Lebanese farmers are trying to find new buyers for their goods, 48 hours after a Saudi ban on fruit and vegetable imports from the country sent prices into a spin. At the fruit and vegetable market in Beirut’s Madina Al Riyadiye, the wholesale price of lemons dropped by 40 per cent in two days, while the price of bananas was down more than 50 per cent.
A ban on all fruit and vegetables transiting or originating from Lebanon was introduced by Saudi Arabia on Sunday morning, after millions of amphetamine pills were discovered hidden in a shipment of pomegranates at Jeddah Islamic Port seized on Friday. Saudi Arabia says it has seized more than 600 million pills coming from the country over the past six years and that Lebanon is being used to flood the region with narcotics.
The ban leaves crises-hit Lebanon with yet another problem to deal with: a surplus of fruit and vegetables. According to the Lebanese farmers’ association, exports to the Gulf account for 55 per cent of trade in this sector.
Thenationalnews.com reports that, as the surplus of produce causes domestic prices to collapse, traders are desperately trying to find other buyers for their fruit with sell-by dates approaching.
Saudi ambassador to Lebanon: ‘kingdom’s security is a red line’
On Monday evening, Saudi Arabia’s ambassador to Lebanon, Waleed Al-Bukhari, tweeted: “The Kingdom’s security under our wise leadership is a red line that cannot be messed with.” Earlier, Al-Bukhari said that in the past six years, there were attempts to smuggle more than 600 million pills from Lebanon.
According to zawya.com, Lebanon’s President Michel Aoun asked the security services on Monday to step up operations against smuggling. Aoun made his comments at the start of a meeting on the matter with caretaker prime minister Hassan Diab. There was an immediate success, as security forces announced the detention of a suspected drug smuggler at Beirut airport on Tuesday. Beirut airport security forces said the detained man was trying to smuggle 11 kg of cocaine into the country on a Qatar Airways flight from Brazil.

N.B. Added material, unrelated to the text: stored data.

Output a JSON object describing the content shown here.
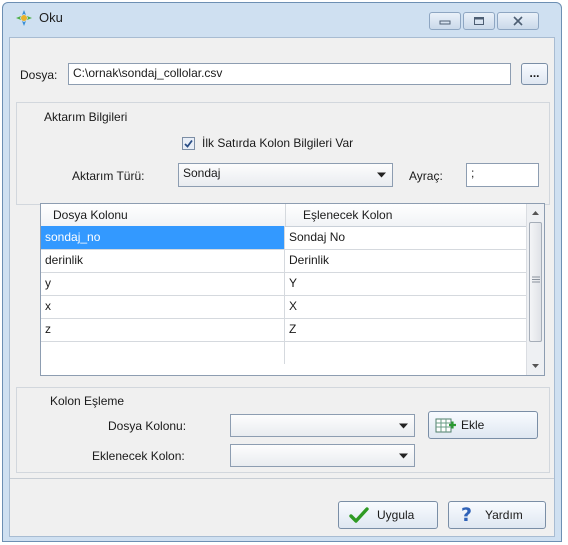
{
  "window": {
    "title": "Oku"
  },
  "file": {
    "label": "Dosya:",
    "path": "C:\\ornak\\sondaj_collolar.csv",
    "browse_label": "..."
  },
  "transfer": {
    "group_label": "Aktarım Bilgileri",
    "header_checkbox_label": "İlk Satırda Kolon Bilgileri Var",
    "header_checkbox_checked": true,
    "type_label": "Aktarım Türü:",
    "type_value": "Sondaj",
    "separator_label": "Ayraç:",
    "separator_value": ";"
  },
  "mapping_table": {
    "columns": [
      "Dosya Kolonu",
      "Eşlenecek Kolon"
    ],
    "rows": [
      [
        "sondaj_no",
        "Sondaj No"
      ],
      [
        "derinlik",
        "Derinlik"
      ],
      [
        "y",
        "Y"
      ],
      [
        "x",
        "X"
      ],
      [
        "z",
        "Z"
      ]
    ],
    "selected_row": 0
  },
  "column_mapping": {
    "group_label": "Kolon Eşleme",
    "file_column_label": "Dosya Kolonu:",
    "file_column_value": "",
    "add_label": "Ekle",
    "target_column_label": "Eklenecek Kolon:",
    "target_column_value": ""
  },
  "footer": {
    "apply_label": "Uygula",
    "help_label": "Yardım"
  },
  "colors": {
    "selection": "#3399ff",
    "window_frame": "#cfe0f1",
    "dialog_bg": "#f0f0f0"
  }
}
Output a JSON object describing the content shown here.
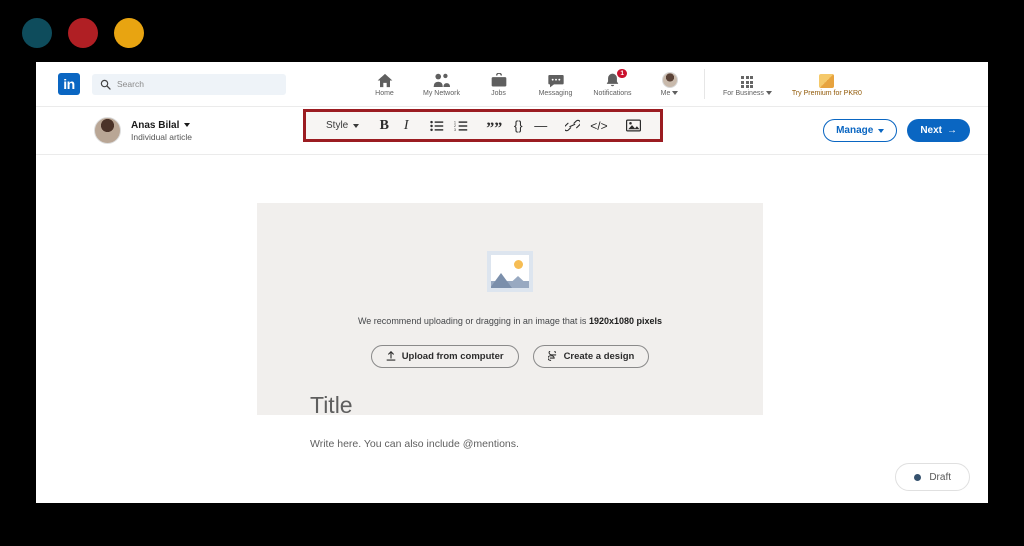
{
  "window": {
    "dots": [
      {
        "name": "dot-teal",
        "color": "#0e4c5c"
      },
      {
        "name": "dot-red",
        "color": "#b01f24"
      },
      {
        "name": "dot-amber",
        "color": "#e8a411"
      }
    ]
  },
  "globalnav": {
    "logo_text": "in",
    "search_placeholder": "Search",
    "search_icon": "search-icon",
    "items": [
      {
        "label": "Home",
        "icon": "home-icon"
      },
      {
        "label": "My Network",
        "icon": "people-icon"
      },
      {
        "label": "Jobs",
        "icon": "briefcase-icon"
      },
      {
        "label": "Messaging",
        "icon": "chat-bubble-icon"
      },
      {
        "label": "Notifications",
        "icon": "bell-icon",
        "badge": "1"
      },
      {
        "label": "Me",
        "icon": "avatar-icon",
        "caret": true
      }
    ],
    "business": {
      "label": "For Business",
      "icon": "grid-icon",
      "caret": true
    },
    "premium": {
      "label": "Try Premium for PKR0",
      "icon": "premium-square-icon"
    }
  },
  "editor": {
    "author": {
      "name": "Anas Bilal",
      "subtitle": "Individual article",
      "avatar": "author-avatar"
    },
    "toolbar": {
      "highlight_color": "#9b1c21",
      "style_label": "Style",
      "buttons": [
        {
          "name": "bold-button",
          "glyph": "B"
        },
        {
          "name": "italic-button",
          "glyph": "I"
        },
        {
          "name": "bulleted-list-button",
          "glyph": "bulleted-list-icon"
        },
        {
          "name": "numbered-list-button",
          "glyph": "numbered-list-icon"
        },
        {
          "name": "quote-button",
          "glyph": "””"
        },
        {
          "name": "code-block-button",
          "glyph": "{}"
        },
        {
          "name": "divider-button",
          "glyph": "—"
        },
        {
          "name": "link-button",
          "glyph": "link-icon"
        },
        {
          "name": "embed-button",
          "glyph": "</>"
        },
        {
          "name": "insert-image-button",
          "glyph": "image-icon"
        }
      ]
    },
    "actions": {
      "manage_label": "Manage",
      "next_label": "Next",
      "next_arrow": "→"
    }
  },
  "canvas": {
    "cover": {
      "placeholder_icon": "image-placeholder-icon",
      "hint_prefix": "We recommend uploading or dragging in an image that is ",
      "hint_strong": "1920x1080 pixels",
      "upload_label": "Upload from computer",
      "upload_icon": "upload-icon",
      "design_label": "Create a design",
      "design_icon": "design-icon"
    },
    "title_placeholder": "Title",
    "body_placeholder": "Write here. You can also include @mentions.",
    "status": {
      "label": "Draft",
      "dot_color": "#36526e"
    }
  }
}
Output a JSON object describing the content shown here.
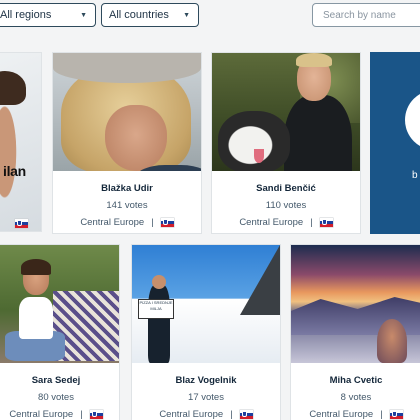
{
  "filters": {
    "regions_label": "All regions",
    "countries_label": "All countries",
    "search_placeholder": "Search by name"
  },
  "row1": [
    {
      "partial_text": "ilan"
    },
    {
      "name": "Blažka Udir",
      "votes": "141 votes",
      "region": "Central Europe"
    },
    {
      "name": "Sandi Benčić",
      "votes": "110 votes",
      "region": "Central Europe"
    },
    {
      "partial_text": "b"
    }
  ],
  "row2": [
    {
      "name": "Sara Sedej",
      "votes": "80 votes",
      "region": "Central Europe"
    },
    {
      "name": "Blaz Vogelnik",
      "votes": "17 votes",
      "region": "Central Europe",
      "sign_text": "PIZZA I SREDNJE MILJA"
    },
    {
      "name": "Miha Cvetic",
      "votes": "8 votes",
      "region": "Central Europe"
    }
  ],
  "separator": "|"
}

The National Post reports that other Gulf Arab states have issued statements in support of the Saudi ban, raising fears in Lebanon, which faces an unprecedented economic crisis, that they may follow suit.
Kuwait also ups monitoring of Lebanon produce
The Kuwaiti Ministry of Commerce and Industry will increase control and oversight of fruits and vegetables imported from Lebanon in the Kuwaiti markets. Middleeastmonitor.com cited unnamed sources claiming that ‘instructions have been issued to continue to allow the import of vegetables and fruits from Lebanon by sea and air only at the present time, with tightening control’.
The Kuwaiti decision came two days after Saudi Arabia banned the entry of Lebanese vegetables and fruits.